Do: Make sure to let me know when my supply of breast milk is running low so I can make sure to bring some in.
Do: Dress my baby in her own clothes whenever possible.
Do: Find out our schedules so we can be there for feedings, baths, and maybe even a quick holding during weights and isolette changes.
Do: Encourage me to write notes to be left on my child’s bed that share my special knowledge of my child with the staff.
Do: Give credence to a parent’s intuition about their child. If I tell you, “Something is wrong”, act on that information as if it were true.
Do: Congratulate us on our baby’s milestones! (Nappies finally taped on, larger nappies, changing to a new type of bed, going to a lower oxygen setting, getting off the vent/CPAP, wearing clothes, learning to suck/swallow, being held, etc.)
Do: If you have not cared for my baby before, please read the chart carefully and note what times I usually come by.
Do: Put graduate pictures of former patients in the waiting room.
Do: Laugh with us.
Do: Cry with us.
Do: Treat us like real parents.
Don’t: Call me “Mom.” Please ask me what I would prefer to be called.
Don’t: Move the baby without telling me ahead of time, or at least meeting me at the door.
Don’t: Tell me how I should be feeling or that I “need to be patient.”
Don’t: Dismiss or diminish my concerns. I am not used to seeing my baby have bradycardias or color changes.
Don’t: Assume that I don’t care for or love my baby if I don’t touch him. I may be very scared or overwhelmed.
Don’t: Tell me my baby had a bradycardia because I was touching him, feeding him, or doing something wrong.
Don’t: Please never treat me as if I am stupid. All of the medical terms and information are very difficult to understand and comprehend at times, especially since I am probably feeling a tremendous amount of stress.
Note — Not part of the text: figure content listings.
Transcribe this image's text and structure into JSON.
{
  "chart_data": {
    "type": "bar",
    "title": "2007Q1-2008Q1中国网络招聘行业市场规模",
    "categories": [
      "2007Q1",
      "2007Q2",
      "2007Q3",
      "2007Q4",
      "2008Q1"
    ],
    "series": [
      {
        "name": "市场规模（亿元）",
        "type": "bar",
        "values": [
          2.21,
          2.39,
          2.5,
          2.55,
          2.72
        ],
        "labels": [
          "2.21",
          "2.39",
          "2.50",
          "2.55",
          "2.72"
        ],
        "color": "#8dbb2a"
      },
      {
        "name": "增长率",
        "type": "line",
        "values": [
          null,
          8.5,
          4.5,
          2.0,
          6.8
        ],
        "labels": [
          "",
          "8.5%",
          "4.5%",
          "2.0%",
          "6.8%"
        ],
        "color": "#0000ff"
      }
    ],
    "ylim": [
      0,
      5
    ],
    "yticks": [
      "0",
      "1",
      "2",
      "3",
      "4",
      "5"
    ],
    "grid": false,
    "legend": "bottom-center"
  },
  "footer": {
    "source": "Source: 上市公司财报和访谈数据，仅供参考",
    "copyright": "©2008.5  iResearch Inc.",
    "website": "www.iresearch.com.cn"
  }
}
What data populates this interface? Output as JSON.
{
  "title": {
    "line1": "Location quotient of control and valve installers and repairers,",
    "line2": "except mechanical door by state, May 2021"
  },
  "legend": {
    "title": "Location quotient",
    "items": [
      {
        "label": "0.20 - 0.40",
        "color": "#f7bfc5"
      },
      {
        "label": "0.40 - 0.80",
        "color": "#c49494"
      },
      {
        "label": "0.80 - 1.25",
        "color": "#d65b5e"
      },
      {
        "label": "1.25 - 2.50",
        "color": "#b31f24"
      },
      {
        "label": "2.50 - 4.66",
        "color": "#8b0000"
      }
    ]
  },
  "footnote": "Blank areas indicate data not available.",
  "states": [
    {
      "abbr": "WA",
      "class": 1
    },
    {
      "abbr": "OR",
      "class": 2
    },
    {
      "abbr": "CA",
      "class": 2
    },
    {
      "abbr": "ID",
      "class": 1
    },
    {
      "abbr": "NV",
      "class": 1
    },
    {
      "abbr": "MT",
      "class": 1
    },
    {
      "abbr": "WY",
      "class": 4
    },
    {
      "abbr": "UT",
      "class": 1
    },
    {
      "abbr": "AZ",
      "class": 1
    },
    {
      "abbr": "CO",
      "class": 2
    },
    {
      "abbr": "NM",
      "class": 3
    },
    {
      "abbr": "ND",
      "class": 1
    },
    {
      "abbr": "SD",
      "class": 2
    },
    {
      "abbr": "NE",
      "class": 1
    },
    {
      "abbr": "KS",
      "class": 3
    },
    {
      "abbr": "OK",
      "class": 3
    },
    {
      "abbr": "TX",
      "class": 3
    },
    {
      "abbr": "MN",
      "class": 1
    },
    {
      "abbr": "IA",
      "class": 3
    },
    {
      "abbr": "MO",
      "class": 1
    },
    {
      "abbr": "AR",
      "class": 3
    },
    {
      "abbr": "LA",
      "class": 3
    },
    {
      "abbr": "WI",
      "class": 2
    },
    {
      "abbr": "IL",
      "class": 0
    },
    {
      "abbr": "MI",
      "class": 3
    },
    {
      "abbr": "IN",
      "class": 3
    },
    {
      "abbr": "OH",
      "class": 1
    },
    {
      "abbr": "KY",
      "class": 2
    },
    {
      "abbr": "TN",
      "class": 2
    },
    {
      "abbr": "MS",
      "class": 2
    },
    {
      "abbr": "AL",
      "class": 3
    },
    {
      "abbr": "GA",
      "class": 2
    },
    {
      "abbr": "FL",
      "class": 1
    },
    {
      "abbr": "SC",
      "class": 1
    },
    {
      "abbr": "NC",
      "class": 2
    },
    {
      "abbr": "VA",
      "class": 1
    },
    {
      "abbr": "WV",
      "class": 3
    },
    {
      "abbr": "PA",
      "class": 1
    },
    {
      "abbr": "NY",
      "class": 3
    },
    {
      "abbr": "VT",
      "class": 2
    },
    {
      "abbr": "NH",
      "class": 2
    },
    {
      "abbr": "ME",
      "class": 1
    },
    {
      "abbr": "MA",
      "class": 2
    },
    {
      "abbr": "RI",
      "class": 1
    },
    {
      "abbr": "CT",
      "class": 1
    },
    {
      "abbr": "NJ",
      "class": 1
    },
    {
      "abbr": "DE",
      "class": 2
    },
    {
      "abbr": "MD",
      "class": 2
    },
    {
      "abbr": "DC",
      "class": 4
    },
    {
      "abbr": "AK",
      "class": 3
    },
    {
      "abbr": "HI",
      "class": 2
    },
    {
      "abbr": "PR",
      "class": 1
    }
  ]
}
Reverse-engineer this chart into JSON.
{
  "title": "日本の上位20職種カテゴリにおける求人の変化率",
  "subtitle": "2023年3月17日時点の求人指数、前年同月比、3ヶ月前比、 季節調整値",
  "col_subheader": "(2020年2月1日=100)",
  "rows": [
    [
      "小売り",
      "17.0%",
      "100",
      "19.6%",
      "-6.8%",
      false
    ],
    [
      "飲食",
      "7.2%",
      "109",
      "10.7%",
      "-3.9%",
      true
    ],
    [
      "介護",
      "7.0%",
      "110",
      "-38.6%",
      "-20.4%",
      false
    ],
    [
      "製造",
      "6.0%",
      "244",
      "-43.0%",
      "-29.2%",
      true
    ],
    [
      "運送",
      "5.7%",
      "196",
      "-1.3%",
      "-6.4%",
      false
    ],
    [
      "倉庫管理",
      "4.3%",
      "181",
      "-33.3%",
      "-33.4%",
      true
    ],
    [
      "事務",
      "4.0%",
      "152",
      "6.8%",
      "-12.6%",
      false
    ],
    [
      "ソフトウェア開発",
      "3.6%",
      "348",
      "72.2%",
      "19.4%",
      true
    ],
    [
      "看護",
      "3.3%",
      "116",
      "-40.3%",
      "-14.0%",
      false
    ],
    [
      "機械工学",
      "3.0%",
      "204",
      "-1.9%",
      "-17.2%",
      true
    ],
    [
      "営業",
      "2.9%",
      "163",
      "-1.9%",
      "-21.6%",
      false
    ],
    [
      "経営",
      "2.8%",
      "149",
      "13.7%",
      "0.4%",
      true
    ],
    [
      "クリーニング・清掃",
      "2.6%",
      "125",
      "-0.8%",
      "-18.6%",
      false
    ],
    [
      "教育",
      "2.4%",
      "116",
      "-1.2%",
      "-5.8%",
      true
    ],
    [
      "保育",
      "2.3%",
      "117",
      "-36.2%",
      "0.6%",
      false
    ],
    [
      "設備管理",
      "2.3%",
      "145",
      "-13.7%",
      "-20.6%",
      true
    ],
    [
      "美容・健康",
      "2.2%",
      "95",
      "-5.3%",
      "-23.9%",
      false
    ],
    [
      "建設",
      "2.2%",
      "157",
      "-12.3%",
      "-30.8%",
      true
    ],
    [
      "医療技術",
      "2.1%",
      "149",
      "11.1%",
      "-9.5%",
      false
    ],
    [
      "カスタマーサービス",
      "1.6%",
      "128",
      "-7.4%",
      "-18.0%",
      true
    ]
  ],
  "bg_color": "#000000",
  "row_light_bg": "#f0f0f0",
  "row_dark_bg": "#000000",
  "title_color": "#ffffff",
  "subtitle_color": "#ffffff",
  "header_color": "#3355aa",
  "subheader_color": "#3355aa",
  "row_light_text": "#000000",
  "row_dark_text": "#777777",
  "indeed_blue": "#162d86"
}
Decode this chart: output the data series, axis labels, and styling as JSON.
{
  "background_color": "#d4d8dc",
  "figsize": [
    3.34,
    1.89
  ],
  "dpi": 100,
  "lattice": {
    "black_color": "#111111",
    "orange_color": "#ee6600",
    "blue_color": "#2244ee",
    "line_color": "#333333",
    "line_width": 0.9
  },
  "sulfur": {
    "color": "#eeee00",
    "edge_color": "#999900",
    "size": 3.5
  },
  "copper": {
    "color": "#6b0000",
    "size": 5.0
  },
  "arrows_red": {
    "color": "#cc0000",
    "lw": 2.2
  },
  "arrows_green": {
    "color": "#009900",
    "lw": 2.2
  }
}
Don’t: Write harsh judgements about me in the nurse’s notes, unless the information you are recording is known to you without question from both observation and communication.
Don’t: Assume anything about me or my family if we are unable to visit regularly. My family may be very loving and supportive, but cannot come to the NICU for other reasons.
Don’t: Sound annoyed or make insensitive comments when I call to check on my baby. The phone is sometimes my only connection to my precious baby.
Don’t: Do the tasks that I have already been doing (bath, diapers, feedings, etc.) if you know I am on the way to the nursery. It takes away what little parenting I can do.
Don’t: Act as if breast-feeding is not crucial for my baby. There is enough scientific evidence of its importance to preemies that it should be encouraged to breastfeed. However, if I am unable to produce milk, please do not make me feel inadequate by comparing me to all the other mothers who have no problem with lactating.
Don’t: Talk loudly or keep the lights on unnecessarily.
Don’t: Please be careful to not share information about a baby with the wrong person. Please check and double check that you have the correct information with the correct parent.
Don’t: Talk about a baby in a negative way when the parents are gone. It is morally wrong, very unprofessional, and may also hurt other parent’s feelings (wondering what they say about my baby when I am not here).
Don’t: Try to instill your personal views (philosophies, religion, or ethics) on us. Allow us the same freedom to choose and have our views, as you were allowed to choose and have yours. (This includes miracles happening in the NICU.)
Don’t: Be afraid of my emotions, or of your own.
Don’t: Let me travel this difficult journey alone.